One of the best ways to travel to the reef is by driving; Australia’s east coast provides beautiful scenery for a road trip. If you drive between Cairns and the Gold Coast (about 20 hours), there will be plenty of opportunities to experience the best of the reef along the way.

The quickest way to get to the reef via bus is travelling from Brisbane to Airlie Beach. The trip takes around 19-20 hours.

Uluru, Red Centre, NT © Tourism Australia

Uluru, Red Centre, Northern Territory © Tourism Australia

Alice Springs is the gateway to Australia’s Red Centre where you'll find the ancient monolith Uluru. This area is remote, but not difficult to get to. You can fly to Alice Springs from all capital cities except Canberra and Hobart, or fly directly to Uluṟu from Melbourne or Sydney (three to 3.5 hours) if you’re short on time.
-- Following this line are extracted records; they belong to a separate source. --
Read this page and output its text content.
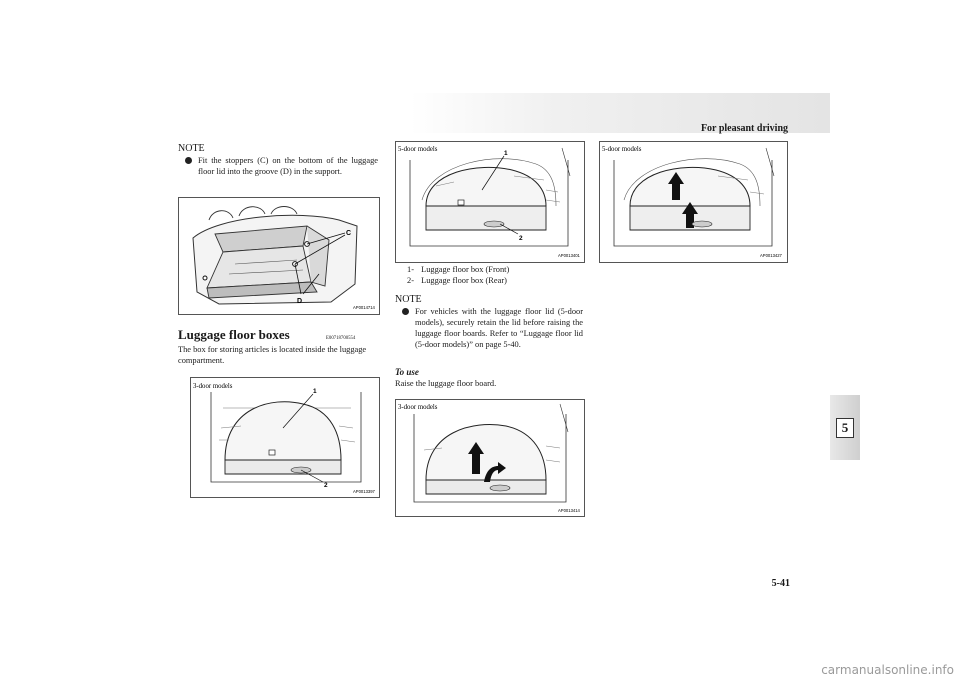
For pleasant driving
5
NOTE
Fit the stoppers (C) on the bottom of the luggage floor lid into the groove (D) in the support.
C
D
AP0014714
Luggage floor boxes	E00718700554
The box for storing articles is located inside the luggage compartment.
3-door models
1
2
AP0013397
5-door models
1
2
AP0013401
1- Luggage floor box (Front)
2- Luggage floor box (Rear)
NOTE
For vehicles with the luggage floor lid (5-door models), securely retain the lid before raising the luggage floor boards. Refer to “Luggage floor lid (5-door models)” on page 5-40.
To use
Raise the luggage floor board.
3-door models
AP0013414
5-door models
AP0013427
5-41
carmanualsonline.info
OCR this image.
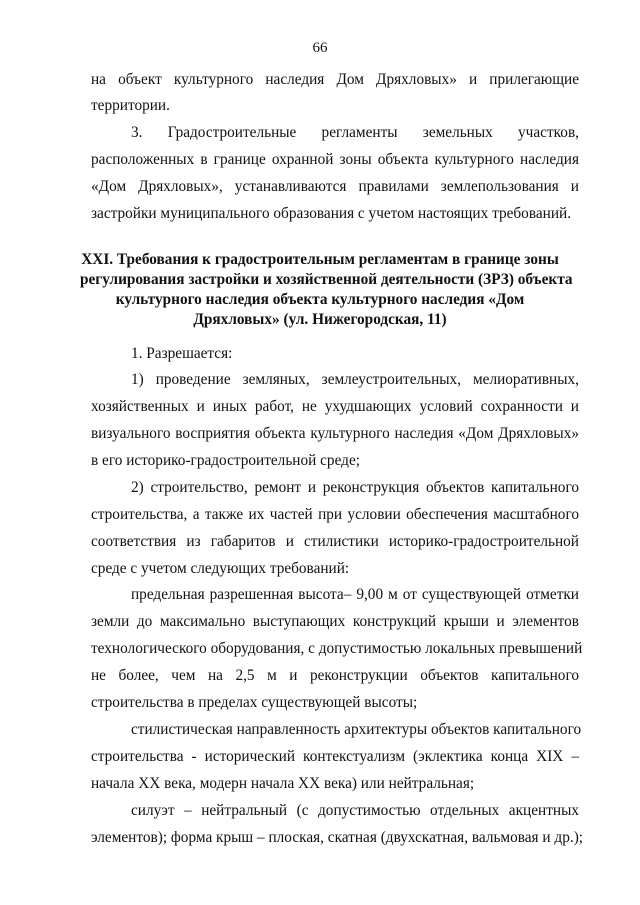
66
на объект культурного наследия Дом Дряхловых» и прилегающие
территории.
3. Градостроительные регламенты земельных участков,
расположенных в границе охранной зоны объекта культурного наследия
«Дом Дряхловых», устанавливаются правилами землепользования и
застройки муниципального образования с учетом настоящих требований.
XXI. Требования к градостроительным регламентам в границе зоны
регулирования застройки и хозяйственной деятельности (ЗРЗ) объекта
культурного наследия объекта культурного наследия «Дом
Дряхловых» (ул. Нижегородская, 11)
1. Разрешается:
1) проведение земляных, землеустроительных, мелиоративных,
хозяйственных и иных работ, не ухудшающих условий сохранности и
визуального восприятия объекта культурного наследия «Дом Дряхловых»
в его историко-градостроительной среде;
2) строительство, ремонт и реконструкция объектов капитального
строительства, а также их частей при условии обеспечения масштабного
соответствия из габаритов и стилистики историко-градостроительной
среде с учетом следующих требований:
предельная разрешенная высота– 9,00 м от существующей отметки
земли до максимально выступающих конструкций крыши и элементов
технологического оборудования, с допустимостью локальных превышений
не более, чем на 2,5 м и реконструкции объектов капитального
строительства в пределах существующей высоты;
стилистическая направленность архитектуры объектов капитального
строительства - исторический контекстуализм (эклектика конца XIX –
начала XX века, модерн начала XX века) или нейтральная;
силуэт – нейтральный (с допустимостью отдельных акцентных
элементов); форма крыш – плоская, скатная (двухскатная, вальмовая и др.);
Plenty of travellers drive to Australia’s Red Centre from Adelaide or Darwin. If you choose this option, be aware that the distances are great at around 16-17 hours each way, so these journeys should be done over a few days on a road trip.

Buses will take you from Adelaide or Darwin to Alice Springs. The journey time is around 20-21 hours from either city. 

12 Apostles, Great Ocean Road, VIC © Roberto Seba

12 Apostles, Great Ocean Road, Victoria © Roberto Seba

The Great Ocean Road is accessible from either Melbourne or Adelaide. Avalon Airport, located an hour outside of Melbourne, is the closest domestic airport to the beginning of the Great Ocean Road.

Driving along Victoria’s scenic coastline is what the Great Ocean Road is all about. The Great Ocean Road officially starts at Torquay and ends at Nelson, near the South Australian border. The drive takes around six hours to complete, though you should account for plenty of stops along the way.